The facility, part of Gaylord Hospital in Wallingford, Connecticut, is the only transitional living center for brain-injured patients in the state—a stepping stone between the hospital setting and home.
Traurig House serves individuals like “Ron,” a middle-aged man who recently was recovering from a brain injury suffered in a motorcycle accident. Marchetti, the principal for Associated Insurance Agencies in nearby North Haven, immediately identified with him.
“I knew I could easily have been in his shoes,” said Marchetti, who has been a Gaylord board member and volunteer for two years. “I learned about his previous life, his profession, his family, and his community involvement—and I realized how fortunate I am.”
The work done at Traurig House mirrors that of an insurance company after an accident, according to Leigh Golembiewski, manager of process improvement. “Instead of helping someone get their car or home repaired, however, we carefully knit together the many pieces of a person’s loss—language, memory, executive function, balance, and physical recovery—to make them whole.”

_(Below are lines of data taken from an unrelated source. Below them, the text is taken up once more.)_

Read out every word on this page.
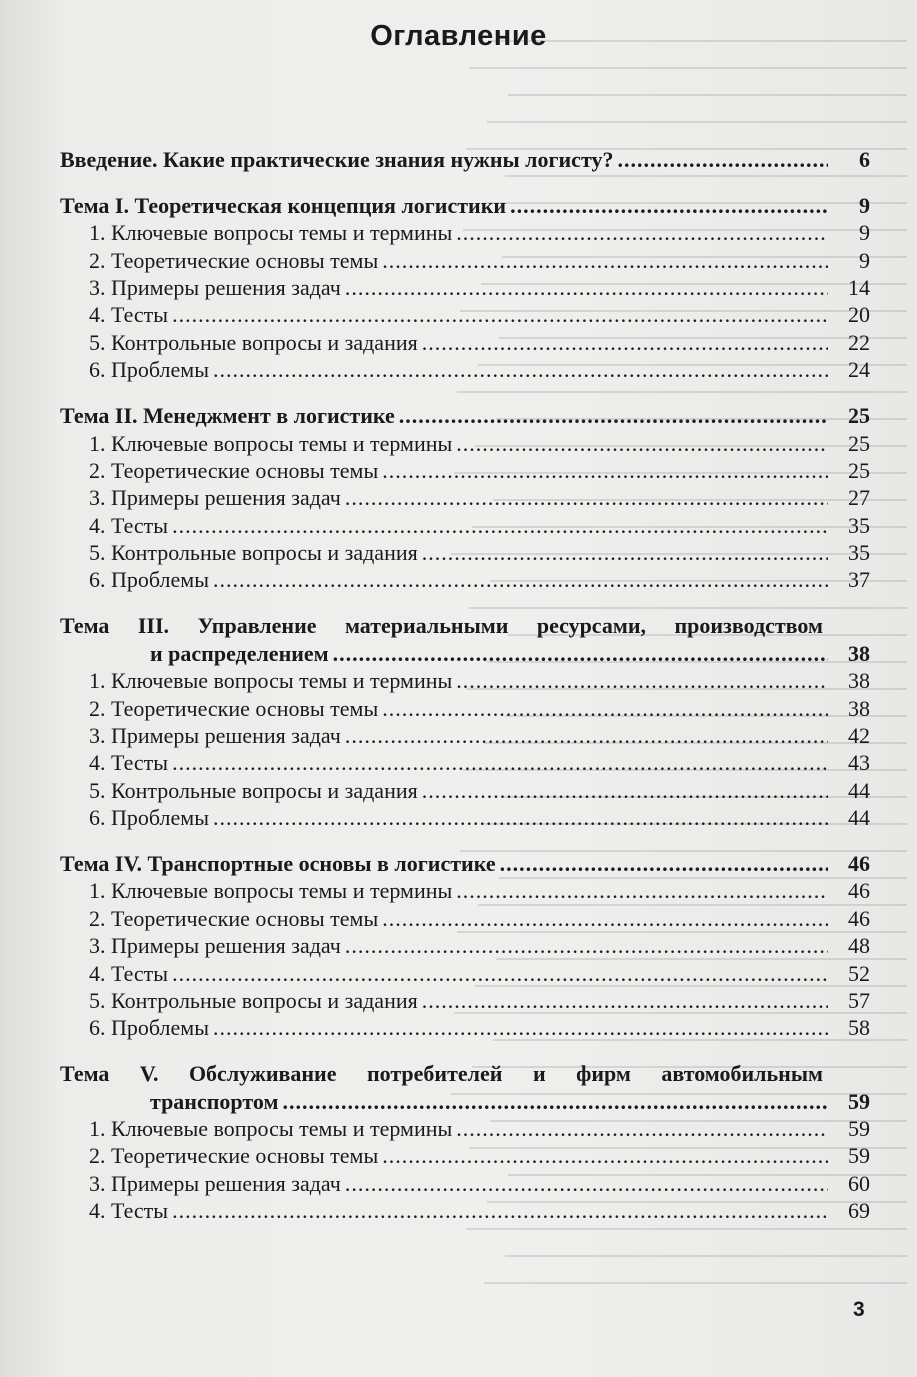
Оглавление
Введение. Какие практические знания нужны логисту? .....	6
Тема I. Теоретическая концепция логистики .....	9
1. Ключевые вопросы темы и термины .....	9
2. Теоретические основы темы .....	9
3. Примеры решения задач .....	14
4. Тесты .....	20
5. Контрольные вопросы и задания .....	22
6. Проблемы .....	24
Тема II. Менеджмент в логистике .....	25
1. Ключевые вопросы темы и термины .....	25
2. Теоретические основы темы .....	25
3. Примеры решения задач .....	27
4. Тесты .....	35
5. Контрольные вопросы и задания .....	35
6. Проблемы .....	37
Тема III. Управление материальными ресурсами, производством
и распределением .....	38
1. Ключевые вопросы темы и термины .....	38
2. Теоретические основы темы .....	38
3. Примеры решения задач .....	42
4. Тесты .....	43
5. Контрольные вопросы и задания .....	44
6. Проблемы .....	44
Тема IV. Транспортные основы в логистике .....	46
1. Ключевые вопросы темы и термины .....	46
2. Теоретические основы темы .....	46
3. Примеры решения задач .....	48
4. Тесты .....	52
5. Контрольные вопросы и задания .....	57
6. Проблемы .....	58
Тема V. Обслуживание потребителей и фирм автомобильным
транспортом .....	59
1. Ключевые вопросы темы и термины .....	59
2. Теоретические основы темы .....	59
3. Примеры решения задач .....	60
4. Тесты .....	69
3
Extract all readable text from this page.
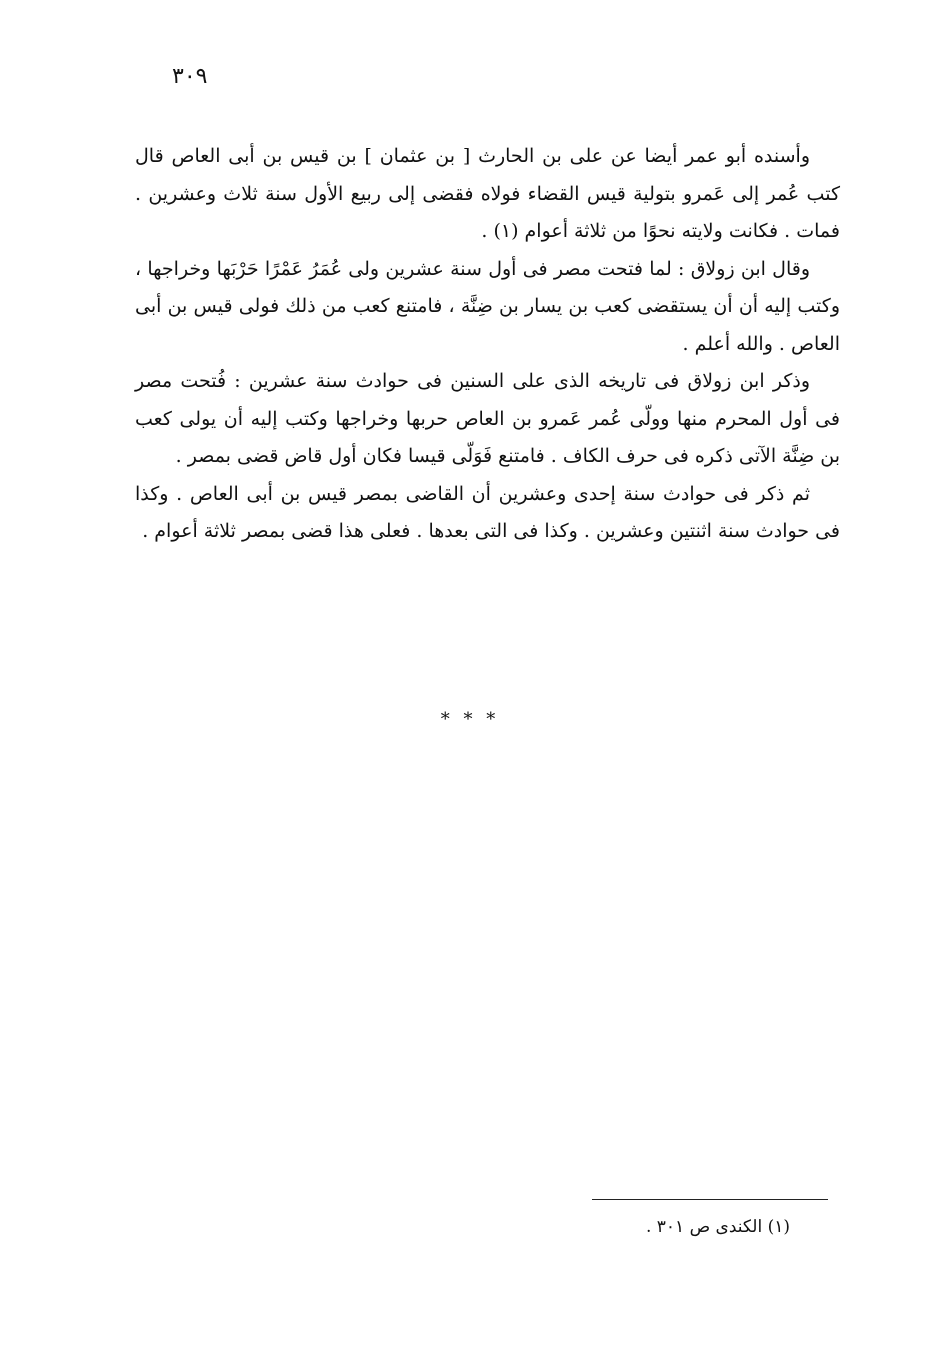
٣٠٩

وأسنده أبو عمر أيضا عن على بن الحارث [ بن عثمان ] بن قيس بن أبى العاص قال كتب عُمر إلى عَمرو بتولية قيس القضاء فولاه فقضى إلى ربيع الأول سنة ثلاث وعشرين . فمات . فكانت ولايته نحوًا من ثلاثة أعوام (١) .

وقال ابن زولاق : لما فتحت مصر فى أول سنة عشرين ولى عُمَرُ عَمْرًا حَرْبَها وخراجها ، وكتب إليه أن أن يستقضى كعب بن يسار بن ضِنَّة ، فامتنع كعب من ذلك فولى قيس بن أبى العاص . والله أعلم .

وذكر ابن زولاق فى تاريخه الذى على السنين فى حوادث سنة عشرين : فُتحت مصر فى أول المحرم منها وولّى عُمر عَمرو بن العاص حربها وخراجها وكتب إليه أن يولى كعب بن ضِنَّة الآتى ذكره فى حرف الكاف . فامتنع فَوَلّى قيسا فكان أول قاض قضى بمصر .

ثم ذكر فى حوادث سنة إحدى وعشرين أن القاضى بمصر قيس بن أبى العاص . وكذا فى حوادث سنة اثنتين وعشرين . وكذا فى التى بعدها . فعلى هذا قضى بمصر ثلاثة أعوام .

* * *
(١) الكندى ص ٣٠١ .
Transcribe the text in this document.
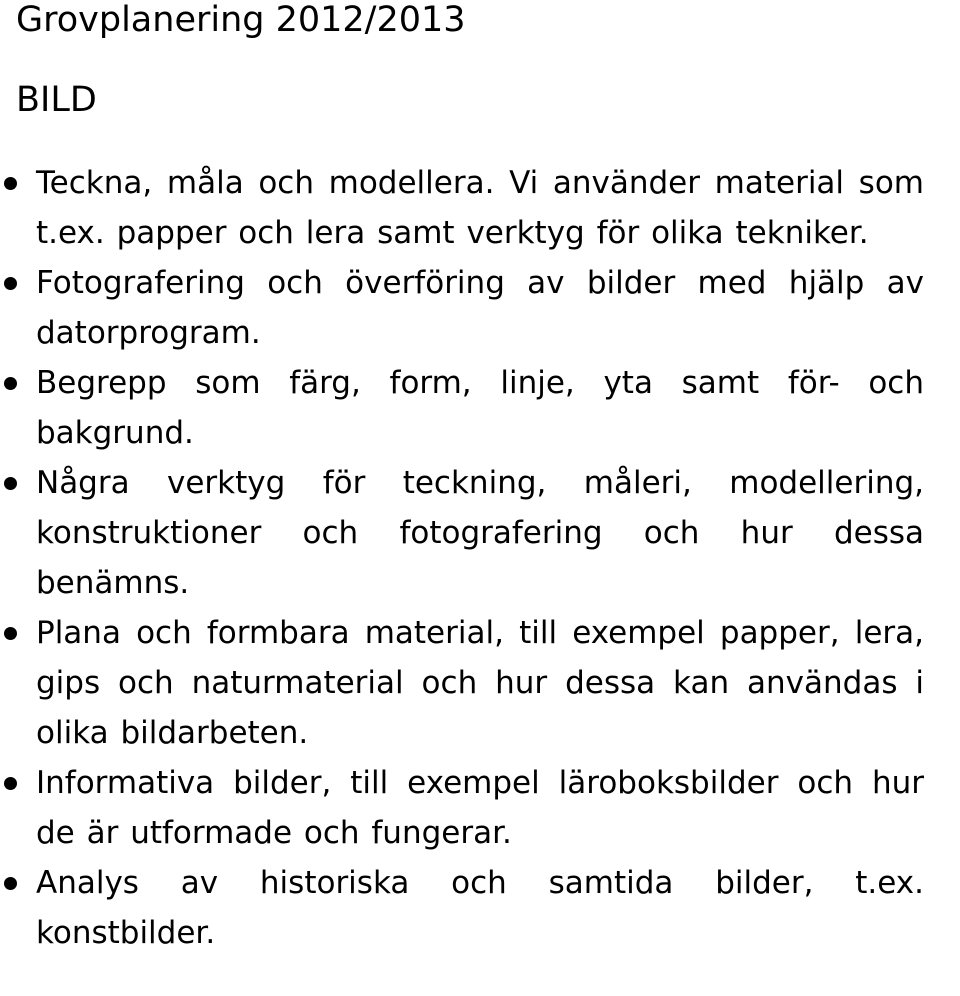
Grovplanering 2012/2013
BILD
Teckna, måla och modellera. Vi använder material som t.ex. papper och lera samt verktyg för olika tekniker.
Fotografering och överföring av bilder med hjälp av datorprogram.
Begrepp som färg, form, linje, yta samt för- och bakgrund.
Några verktyg för teckning, måleri, modellering, konstruktioner och fotografering och hur dessa benämns.
Plana och formbara material, till exempel papper, lera, gips och naturmaterial och hur dessa kan användas i olika bildarbeten.
Informativa bilder, till exempel läroboksbilder och hur de är utformade och fungerar.
Analys av historiska och samtida bilder, t.ex. konstbilder.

Residents, who typically stay for 4-6 weeks, receive intensive outpatient physical, occupational, and speech therapy five days per week; they then spend weekends at home with family to practice their newfound skills.
Many former residents also attend an annual reunion in September—an event Marchetti volunteers for in addition to his weekly visits to the house. “Everyone talks about their experiences, and how Traurig House impacted their lives,” he said. “It reinforces my desire to keep giving back.”
Although much of the work at the facility is done by medical professionals, volunteers meet with residents for support, or work alongside them, as Marchetti did with Ron in the kitchen on one visit.
“I realized that relearning the task of preparing a simple meal could be fraught with the risk of self-injury if Ron had not been properly supervised or instructed,” he said. “The seemingly mundane tasks that we perform on a daily basis as healthy people are much more difficult after an injury like this.”
Traurig House served 41 residents last year, and while insurance covers operating costs, the facility relies on donations for upgrades to the house—which was built in 1988—along with community activities and supplies, including technology such as iPads.
“Everyone talks about their experiences, and how Traurig House impacted their lives. It reinforces my desire to keep giving back.”
A 2019 Safeco Make More Happen Award will help on that front: The honor comes with a donation of up to $10,000 to Traurig House from Safeco on behalf of Associated Insurance Agencies.
“This generous support will help us upgrade some areas of the house that are in need,” Golembiewski said. “And the support of Gus and Associated Insurance Agencies will continue to help our residents get back to the life they deserve.”
That’s exactly what Marchetti hopes to see. “It’s inspiring to see these people strive for success,” he said. “That’s why everyone involved with Traurig House goes the extra mile.”